Now I am coming across its use by students completing a diploma in legal executive studies — which is not even bachelor's degree level. Here are real examples:

  • I live in ... and will be continuing on with my Legal Exec papers from home, having completed two papers last year.
  • I have finished 3 papers and I hope to complete 3 papers this year.
  • Only 2 more papers towards completion!
  • I am hoping to complete my two final papers this semester (Business and Estate Law).

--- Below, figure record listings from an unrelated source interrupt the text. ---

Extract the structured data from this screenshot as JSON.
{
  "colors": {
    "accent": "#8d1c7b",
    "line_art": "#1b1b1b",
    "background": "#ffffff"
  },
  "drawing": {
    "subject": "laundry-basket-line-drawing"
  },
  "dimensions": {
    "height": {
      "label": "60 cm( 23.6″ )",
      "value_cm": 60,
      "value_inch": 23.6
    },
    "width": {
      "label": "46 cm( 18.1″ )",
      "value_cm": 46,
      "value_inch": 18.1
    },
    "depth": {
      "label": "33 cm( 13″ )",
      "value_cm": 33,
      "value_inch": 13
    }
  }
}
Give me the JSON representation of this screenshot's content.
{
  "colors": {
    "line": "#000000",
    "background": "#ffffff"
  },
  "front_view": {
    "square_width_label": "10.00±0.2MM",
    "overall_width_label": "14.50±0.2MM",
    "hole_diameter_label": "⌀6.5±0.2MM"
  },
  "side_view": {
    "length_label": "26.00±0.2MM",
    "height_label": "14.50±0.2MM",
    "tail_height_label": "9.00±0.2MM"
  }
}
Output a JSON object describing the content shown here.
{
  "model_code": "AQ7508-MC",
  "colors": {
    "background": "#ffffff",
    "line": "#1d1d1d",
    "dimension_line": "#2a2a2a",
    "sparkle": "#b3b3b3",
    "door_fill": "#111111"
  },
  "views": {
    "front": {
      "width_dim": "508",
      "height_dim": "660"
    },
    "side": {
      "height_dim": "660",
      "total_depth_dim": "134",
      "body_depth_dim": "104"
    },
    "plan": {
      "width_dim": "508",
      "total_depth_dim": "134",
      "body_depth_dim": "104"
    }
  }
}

Never having been a student in an English-speaking country before, I am now struggling to perceive what exactly those "papers" are. Can someone please explain? The examples above are from New Zealand.

  • 1
    They mean examinations.
    – knzhou
    Feb 20 '18 at 10:50
  • @knzhou Really? Replacing "pass an exam" with "complete a paper" seems to be a really weird move. My initial thought was those papers were like essays or "toy" research articles — something that you actually have to write on a number of pages over a period of weeks/months.
    – Greendrake
    Feb 20 '18 at 10:56
  • 3
    For undergraduates and high school students in the U.S., "paper" usually means (or at least it used to mean) "term paper", which is an extended essay one writes for a class assignment, usually in non-science courses, and sometimes more than one such paper is required for a course. For instance, I wrote 3 or 4 term papers for high school courses (e.g. one was required for my 10th grade World History course) and quite a few while an undergraduate. On the other hand, the use of "paper" by students and teachers in England was for a test given in a course --- usually the final exam. Feb 20 '18 at 12:03

In this New Zealand context, a paper is a course and the terms are used interchangeably, usually with one or other being the formal label at any given institution and the other in common use as well. In either case, it is a single class that can be enrolled in individually, with its own final grade, that can be credited towards a degree, diploma, or certificate.

For reference, we can see this guide from Victoria University of Wellington:

Courses are blocks of work that are taught over one or sometimes two trimesters—they’re often referred to as ‘papers’ by other universities.

or this glossary from the University of Canterbury:

Courses are 'classes' or 'papers' that involve blocks of lectures usually taught over one semester.

as well as the University of Waikato's Catalogue of Papers, which lists all the courses they offer, or the similar "Search for a paper" page from the University of Otago, and similar items for the other universities.

It does not refer to an exam or to a term paper. "Exam paper" does refer to the physical document given in an exam and the set of questions on it, but never "paper" alone. All of these terms are often used differently elsewhere.


In the parlance used for undergraduate education at Cambridge, the word paper denotes a concept related to exams. Essentially, you complete a paper by sitting an exam. The exam might offer questions related to several courses, and expect you to solve a certain number of these. Often, students would not even have taken all courses appearing, so couldn't answer all of these.

It would not surprise me to see academic phrases used in the same style in New Zealand, Australia or South Africa.


In the context of the examples, I think "paper" is (rightly) being used as a synonym for "essay." Source: http://www.thesaurus.com/browse/essay.

Academics have a plethora of terms to describe their written outputs, e.g., journal article, conference paper, technical report, manuscript, ... Moreover, those terms can be used to describe a single body of work. For example, "I have submitted my manuscript to a conference. I'll publish it as a technical report, if it is accepted, to enable dissemination prior to publication of the conference paper. Hopefully, I'll publish an extended version as a journal article."